Realize that each move that seems “logical” to most liberal/progressive/thinking people actually has an internal logic by those responsible for the policies that is never debated.
The drug wars have never been about stopping drug flow. It’s been about who controls the drug flow. Historically, intelligence services, especially our intelligence services, profit from the drug trade. As long as this continues the inertia in high places will not allow the drug trade to be shut down.
The same is true about our military outreach to the world. A commenter above said something about stopping wars over resources before they start. They’ve been going on for hundreds of years. What is the war in Iraq and Afghanistan except an attempt to get the black stuff bubbling under the ground from the (metaphorically) brown people living on top of it? Oil has driven out post-WWII foreign policy.
Suggested reading: THE GREAT HEROIN COUP by Henrik Kruger, THE POLITICS OF HEROIN by Alfred McCoy (published under several titles), BARRY AND THE BOYS by Daniel Hopsicker. And read Gary Webb’s obit.
In the interest of attepmting a realistic response:
1. Figure out what we want to do regarding Pakistan.
There are very deep cultural and geographic reasons that Pakistan is an unstable nation, and they have nukes that could end up anywhere. The ISI is apparently rife with religious fundamentalists (like the USAF and US Army, right?). There is little to no natural economy outside of the major urban areas and there is an extreme nationalist group within the body politic.
The US alliance of convenience with Pakistan has never been backed up with goals or policies that are more than immediate in scope. This is absurd and idiotic.

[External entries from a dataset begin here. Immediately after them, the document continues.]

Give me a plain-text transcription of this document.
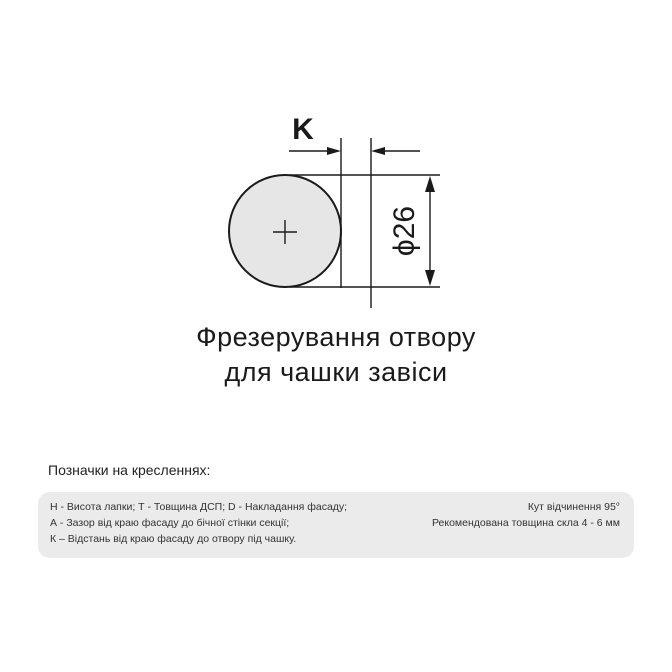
K
ϕ26
Фрезерування отвору
для чашки завіси
Позначки на кресленнях:
Н - Висота лапки; Т - Товщина ДСП; D - Накладання фасаду;
А - Зазор від краю фасаду до бічної стінки секції;
К – Відстань від краю фасаду до отвору під чашку.
Кут відчинення 95°
Рекомендована товщина скла 4 - 6 мм
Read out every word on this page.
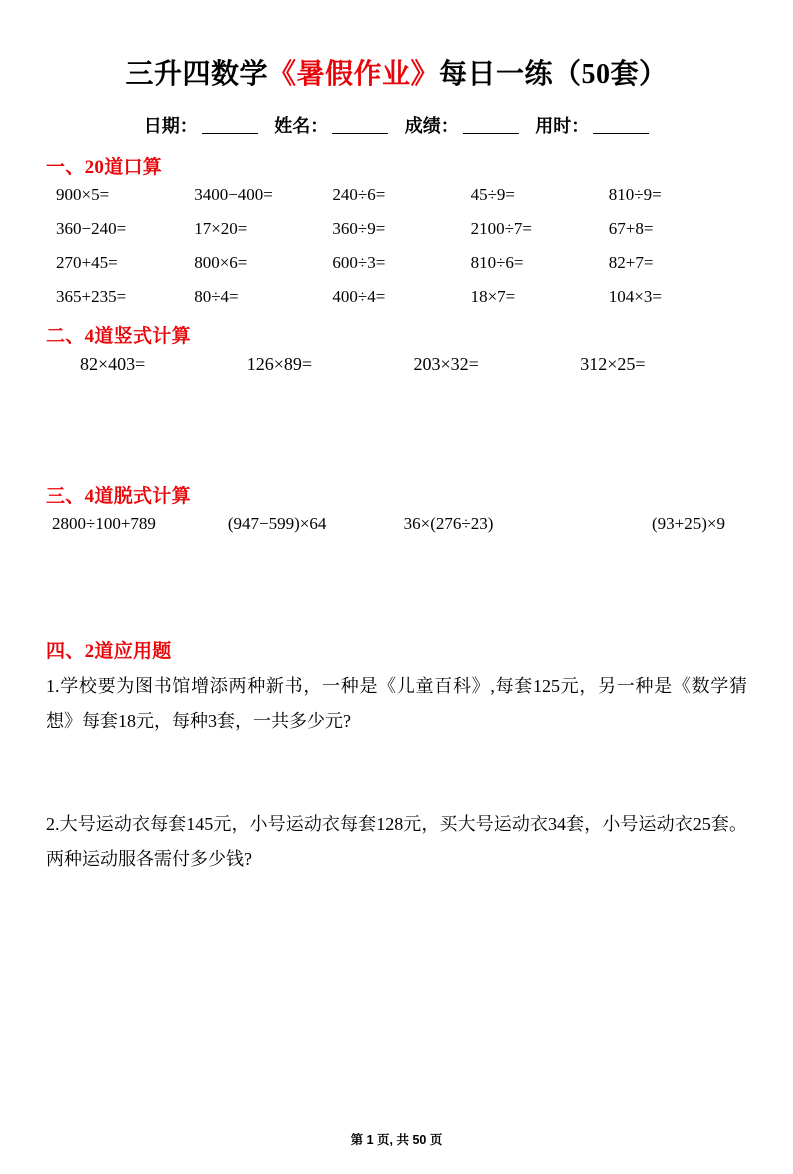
三升四数学《暑假作业》每日一练（50套）
日期：	姓名：	成绩：	用时：
一、20道口算
900×5=	3400−400=	240÷6=	45÷9=	810÷9=
360−240=	17×20=	360÷9=	2100÷7=	67+8=
270+45=	800×6=	600÷3=	810÷6=	82+7=
365+235=	80÷4=	400÷4=	18×7=	104×3=
二、4道竖式计算
82×403=	126×89=	203×32=	312×25=
三、4道脱式计算
2800÷100+789	(947−599)×64	36×(276÷23)	(93+25)×9
四、2道应用题
1.学校要为图书馆增添两种新书，一种是《儿童百科》,每套125元，另一种是《数学猜想》每套18元，每种3套，一共多少元?
2.大号运动衣每套145元，小号运动衣每套128元，买大号运动衣34套，小号运动衣25套。两种运动服各需付多少钱?
第 1 页, 共 50 页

Somebody please figure out how to support somebody or oppose somebody over there in a way that does not make the situation worse!
2. Show the rest of the world that we are not owned by Isreal in forign policy.
If the leaks about supporting King Abdullah’s peace plan are accurate, this would be a good start. The plan has shortcomings, but we need to show a basis for good faith actors in the Muslim world and in Europe to support our initiatives in the region. Right now, our policies vis a vis Isreal are a major obstacle to that happening. Some kind of significant actions on our part will be required to demonstrate to the world that we can be allies of more than one state in the Middle East.
3. Succeed in withdrawing troops from Iraq.
Obama ran on a different vision foor Iraq. He needs to get us out of Iraq in a way that results in strategic advance for American interests or else his promise as a leader will be significantly undercut within the domestic polity (both elite and otherwise.)
4. Re-Identify the US with human rights.
The easiest so far. End all the bullshit. Disavow it. Speak out against it in the rest of the world. Hopefully no one will notice that offenders in the US faced no consequences and won’t insist on consequences for our allies who have similar polices. (snark alert)
5. Support envirnonmental and labor intitiatives in Latin America and Asia.
If the business elite, flush off their successes in fleecing the American people of hundreds of billions of dollars, are willing to let it happen. Hey, we can Hope.
…wow, I got really bitter there at the end. I guess I’m pretty skeptical about how much change I can actualy believe in. The first few are for real–the others are just to fill out the list.
These are really excellent ideas. I would terminate all star war funding. The system is an endless sinkhole for billions upon billions of dollars, which system can always be easily foiled–just launch more dummy warheads.
It’s a bit off thread but can we ever get some money out of politics; that is, have the national government finance all elections to federal office. I realize the lobbyists would scream bloody murder but that is not a bad thing. Foreign lobbies (like AIPAC) would probably threaten a revolution.
Finally, as a way of checking American hubris, can we have, as Gottlieb suggests, a thorough and fair investigation of what really happened on 911? And, if Americans are involved, then, commence criminal proceedings against whoever is involved. No exceptions.
These are my utopian wishes. Too bad they will never see the light of reality.